Originally Posted by OrangishPinkishBlue (Post 1945129)
...terrified of men, had several scars and wounds from their experiences ... she had barbwire wrapped around her neck and under her front right leg.

:evil::evil::evil: Gees! I hope their owners got what for... not that whatever they got would be enough for that sort!

Quote:

this horse. he's my baby and even though he acts up and throws tantrums, I care for him. I adore him. He can, at times, be super sweet and those moments of complete relaxation ...Being kicked and bit hurts like a mother but its still worth it.
:shock:PLEASE reconsider your safety!! Mum, Dad, PLEASE reconsider your daughter's - and your own safety! Think I missed something previously because after re-reading your original I would have stressed this earlier. Somehow I had the idea his behaviour wasn't quite that level and your attitude/behaviour wasn't so dangerous.

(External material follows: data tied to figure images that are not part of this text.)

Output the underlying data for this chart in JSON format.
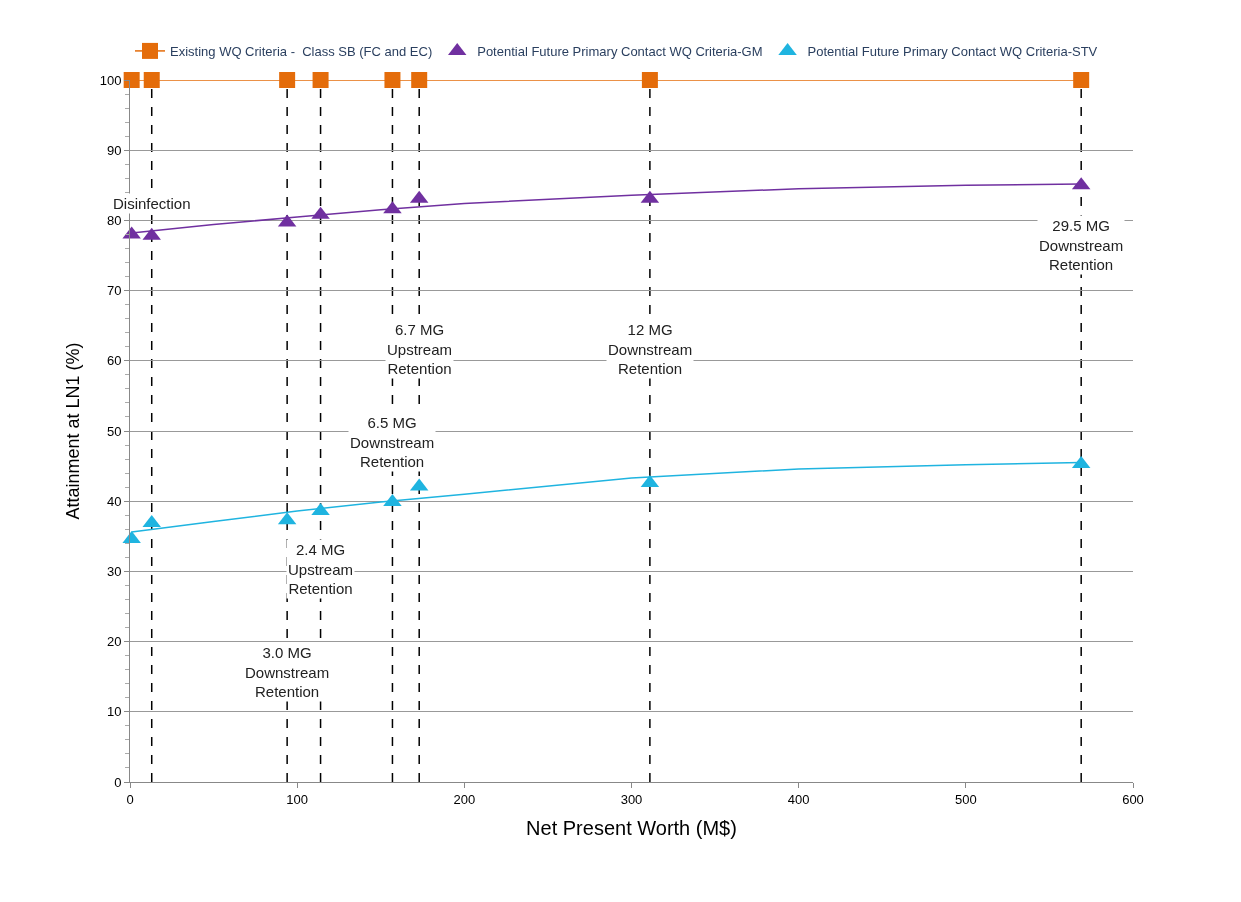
{
  "chart_data": {
    "type": "scatter",
    "xlabel": "Net Present Worth (M$)",
    "ylabel": "Attainment at LN1 (%)",
    "x": [
      1,
      13,
      94,
      114,
      157,
      173,
      311,
      569
    ],
    "series": [
      {
        "name": "Existing WQ Criteria -  Class SB (FC and EC)",
        "type": "line",
        "marker": "square",
        "color": "#e46c0a",
        "values": [
          100,
          100,
          100,
          100,
          100,
          100,
          100,
          100
        ]
      },
      {
        "name": "Potential Future Primary Contact WQ Criteria-GM",
        "marker": "triangle",
        "color": "#7030a0",
        "values": [
          78,
          77.8,
          79.7,
          80.8,
          81.6,
          83.1,
          83.1,
          85
        ]
      },
      {
        "name": "Potential Future Primary Contact WQ Criteria-STV",
        "marker": "triangle",
        "color": "#1fb4e0",
        "values": [
          34.6,
          36.9,
          37.3,
          38.6,
          39.9,
          42.1,
          42.6,
          45.3
        ]
      },
      {
        "type": "line",
        "marker": "none",
        "color": "#7030a0",
        "x": [
          1,
          50,
          100,
          150,
          200,
          300,
          400,
          500,
          569
        ],
        "values": [
          78.2,
          79.4,
          80.5,
          81.5,
          82.4,
          83.6,
          84.5,
          85,
          85.2
        ]
      },
      {
        "type": "line",
        "marker": "none",
        "color": "#1fb4e0",
        "x": [
          1,
          50,
          100,
          150,
          200,
          300,
          400,
          500,
          569
        ],
        "values": [
          35.6,
          37.1,
          38.6,
          39.9,
          41,
          43.3,
          44.6,
          45.2,
          45.5
        ]
      }
    ],
    "xlim": [
      0,
      600
    ],
    "xticks": [
      0,
      100,
      200,
      300,
      400,
      500,
      600
    ],
    "ylim": [
      0,
      100
    ],
    "yticks": [
      0,
      10,
      20,
      30,
      40,
      50,
      60,
      70,
      80,
      90,
      100
    ],
    "grid": "y",
    "legend": "top",
    "ref_lines": [
      {
        "axis": "x",
        "value": 13,
        "color": "#000000",
        "line_style": "dashed"
      },
      {
        "axis": "x",
        "value": 94,
        "color": "#000000",
        "line_style": "dashed"
      },
      {
        "axis": "x",
        "value": 114,
        "color": "#000000",
        "line_style": "dashed"
      },
      {
        "axis": "x",
        "value": 157,
        "color": "#000000",
        "line_style": "dashed"
      },
      {
        "axis": "x",
        "value": 173,
        "color": "#000000",
        "line_style": "dashed"
      },
      {
        "axis": "x",
        "value": 311,
        "color": "#000000",
        "line_style": "dashed"
      },
      {
        "axis": "x",
        "value": 569,
        "color": "#000000",
        "line_style": "dashed"
      }
    ],
    "annotations": [
      {
        "text": "Disinfection",
        "x": 13,
        "y": 82.4
      },
      {
        "text": "3.0 MG\nDownstream\nRetention",
        "x": 94,
        "y": 15.7
      },
      {
        "text": "2.4 MG\nUpstream\nRetention",
        "x": 114,
        "y": 30.3
      },
      {
        "text": "6.5 MG\nDownstream\nRetention",
        "x": 157,
        "y": 48.5
      },
      {
        "text": "6.7 MG\nUpstream\nRetention",
        "x": 173,
        "y": 61.7
      },
      {
        "text": "12 MG\nDownstream\nRetention",
        "x": 311,
        "y": 61.7
      },
      {
        "text": "29.5 MG\nDownstream\nRetention",
        "x": 569,
        "y": 76.5
      }
    ]
  }
}
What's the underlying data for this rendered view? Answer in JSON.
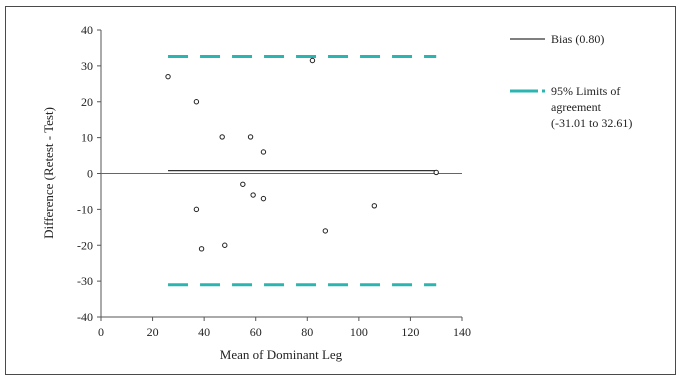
{
  "chart_data": {
    "type": "scatter",
    "title": "",
    "xlabel": "Mean of Dominant Leg",
    "ylabel": "Difference (Retest - Test)",
    "xlim": [
      0,
      140
    ],
    "ylim": [
      -40,
      40
    ],
    "xticks": [
      0,
      20,
      40,
      60,
      80,
      100,
      120,
      140
    ],
    "yticks": [
      -40,
      -30,
      -20,
      -10,
      0,
      10,
      20,
      30,
      40
    ],
    "grid": false,
    "legend_position": "right",
    "points": [
      {
        "x": 26,
        "y": 27
      },
      {
        "x": 37,
        "y": 20
      },
      {
        "x": 47,
        "y": 10.2
      },
      {
        "x": 58,
        "y": 10.2
      },
      {
        "x": 63,
        "y": 6
      },
      {
        "x": 82,
        "y": 31.5
      },
      {
        "x": 55,
        "y": -3
      },
      {
        "x": 59,
        "y": -6
      },
      {
        "x": 63,
        "y": -7
      },
      {
        "x": 37,
        "y": -10
      },
      {
        "x": 106,
        "y": -9
      },
      {
        "x": 39,
        "y": -21
      },
      {
        "x": 48,
        "y": -20
      },
      {
        "x": 87,
        "y": -16
      },
      {
        "x": 130,
        "y": 0.3
      }
    ],
    "reference_lines": [
      {
        "name": "Bias (0.80)",
        "value": 0.8,
        "x_range": [
          26,
          130
        ],
        "style": "solid",
        "color": "#333333"
      },
      {
        "name": "95% Limits of agreement (-31.01 to 32.61)",
        "value": 32.61,
        "x_range": [
          26,
          130
        ],
        "style": "dashed",
        "color": "#2bb5b1"
      },
      {
        "name": "",
        "value": -31.01,
        "x_range": [
          26,
          130
        ],
        "style": "dashed",
        "color": "#2bb5b1"
      }
    ],
    "legend": [
      {
        "label_lines": [
          "Bias (0.80)"
        ],
        "style": "solid",
        "color": "#333333"
      },
      {
        "label_lines": [
          "95% Limits of",
          "agreement",
          "(-31.01 to 32.61)"
        ],
        "style": "dashed",
        "color": "#2bb5b1"
      }
    ]
  }
}
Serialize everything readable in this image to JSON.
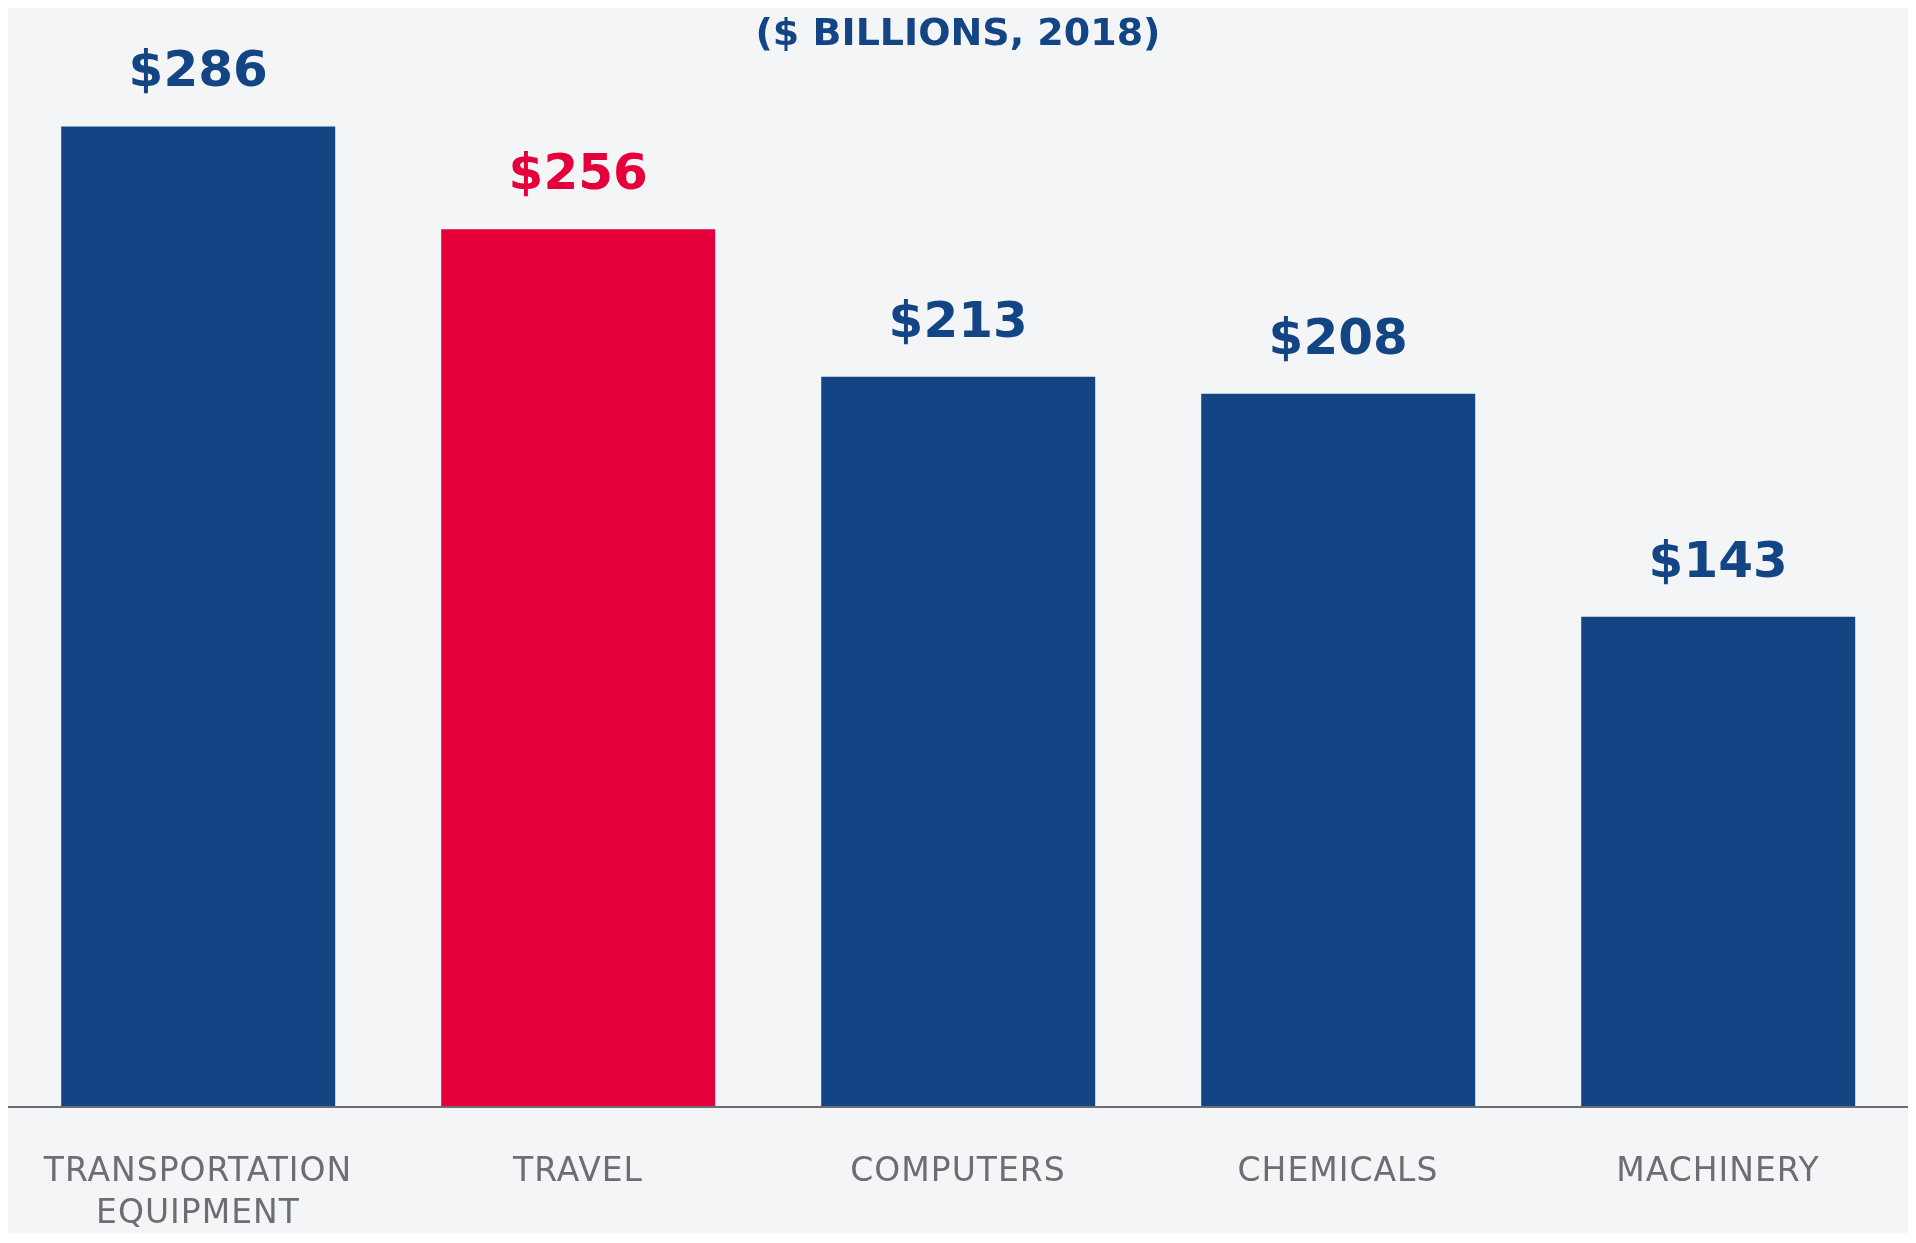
{
  "chart_data": {
    "type": "bar",
    "title": "($ BILLIONS, 2018)",
    "categories": [
      "TRANSPORTATION EQUIPMENT",
      "TRAVEL",
      "COMPUTERS",
      "CHEMICALS",
      "MACHINERY"
    ],
    "values": [
      286,
      256,
      213,
      208,
      143
    ],
    "value_labels": [
      "$286",
      "$256",
      "$213",
      "$208",
      "$143"
    ],
    "colors": [
      "#134584",
      "#e4003b",
      "#134584",
      "#134584",
      "#134584"
    ],
    "grid": false,
    "legend": false
  }
}
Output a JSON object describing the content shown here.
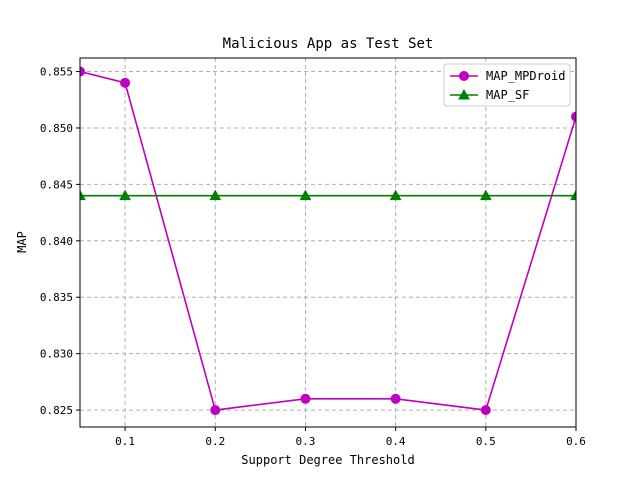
{
  "chart_data": {
    "type": "line",
    "title": "Malicious App as Test Set",
    "xlabel": "Support Degree Threshold",
    "ylabel": "MAP",
    "xlim": [
      0.05,
      0.6
    ],
    "ylim": [
      0.8235,
      0.8562
    ],
    "x_ticks": [
      0.1,
      0.2,
      0.3,
      0.4,
      0.5,
      0.6
    ],
    "x_tick_labels": [
      "0.1",
      "0.2",
      "0.3",
      "0.4",
      "0.5",
      "0.6"
    ],
    "y_ticks": [
      0.825,
      0.83,
      0.835,
      0.84,
      0.845,
      0.85,
      0.855
    ],
    "y_tick_labels": [
      "0.825",
      "0.830",
      "0.835",
      "0.840",
      "0.845",
      "0.850",
      "0.855"
    ],
    "grid": true,
    "legend_position": "top-right",
    "x": [
      0.05,
      0.1,
      0.2,
      0.3,
      0.4,
      0.5,
      0.6
    ],
    "series": [
      {
        "name": "MAP_MPDroid",
        "color": "#bf00bf",
        "marker": "circle",
        "values": [
          0.855,
          0.854,
          0.825,
          0.826,
          0.826,
          0.825,
          0.851
        ]
      },
      {
        "name": "MAP_SF",
        "color": "#008000",
        "marker": "triangle",
        "values": [
          0.844,
          0.844,
          0.844,
          0.844,
          0.844,
          0.844,
          0.844
        ]
      }
    ]
  }
}
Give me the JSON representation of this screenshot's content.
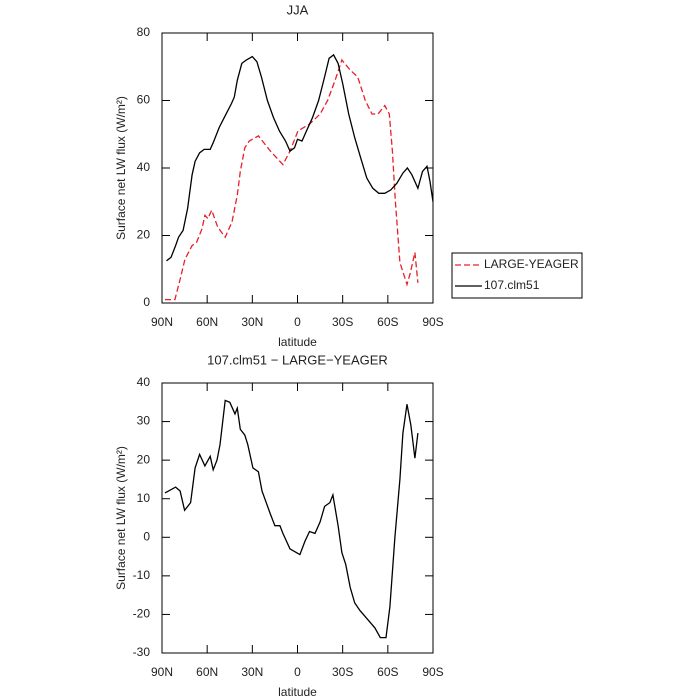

IT IS NOT WORTH BEING KICKED AND BITTEN! Say that 100 times! It's not as if it's an accidental, one off type occurance. Whether he's not right in the head, whether he's being defensively aggressive, whether he is playing with you or feeling 'dominant' does not matter. It really sounds like you are just lucky you have not YET been seriously injured - or worse - by this horse - PLEASE keep it that way & keep out of his way! For the sake of the horse that you love too - if this continues, what do you think will ultimately happen to him WHEN he does injure or kill someone?? This is no exaggeration. Please look at the other 'dangerous horse' threads... or youtube if you feel the need to see to believe the possibilities.

I can understand very well your emotional attachment to him and that you want to keep trying with him, but I think your 'babying' him, for one, is likely to contribute, not 'fix' his attitude and at his level of... attitude, is simply dangerous.

It's obvious that whatever you(speaking to Mum & Dad too again now) have been doing has not been effective, may have been making matters worse - perhaps he is indeed 'one out of the box' that is going to be too much for anyone to teach, or not right in the head or some such, or could be you should have been doing things a lot differently. Given that his behaviour is seriously dangerous, I can only advise that you find someone with experience 'rehabbing' dangerous horses to train him for you *& then teach you, or you admit defeat otherwise (quite possibly an 'and' if no one can/will take him, or they admit defeat...:-() But to keep on doing what you've been doing will only get you more of the same... or worse. I wouldn't blame him for it at all, but I would start treating him like the dangerous animal he is & being more realistic about safety & potentials.

NovemberMist 03-18-2013 11:13 PM

I have to say, I'm surprised by one thing no one else has mentioned yet; trust. You say you want him to trust you, so what have you done with him to earn trust? Do you ever have sessions that are just hanging out and bonding, not actively working on his issues? Maybe a good grooming and then let him go?

waresbear 03-18-2013 11:51 PM

He charges at you, pins you against things, bites, kicks, eats live animals, etc. You are attached to him. Well doesn't sound like he is going to change his behaviour under your training methods, so be safe. Unless you have a lot of money for a trainer willing to take him on, build high fences so he can't escape and stay out his way and throw the food over the fence.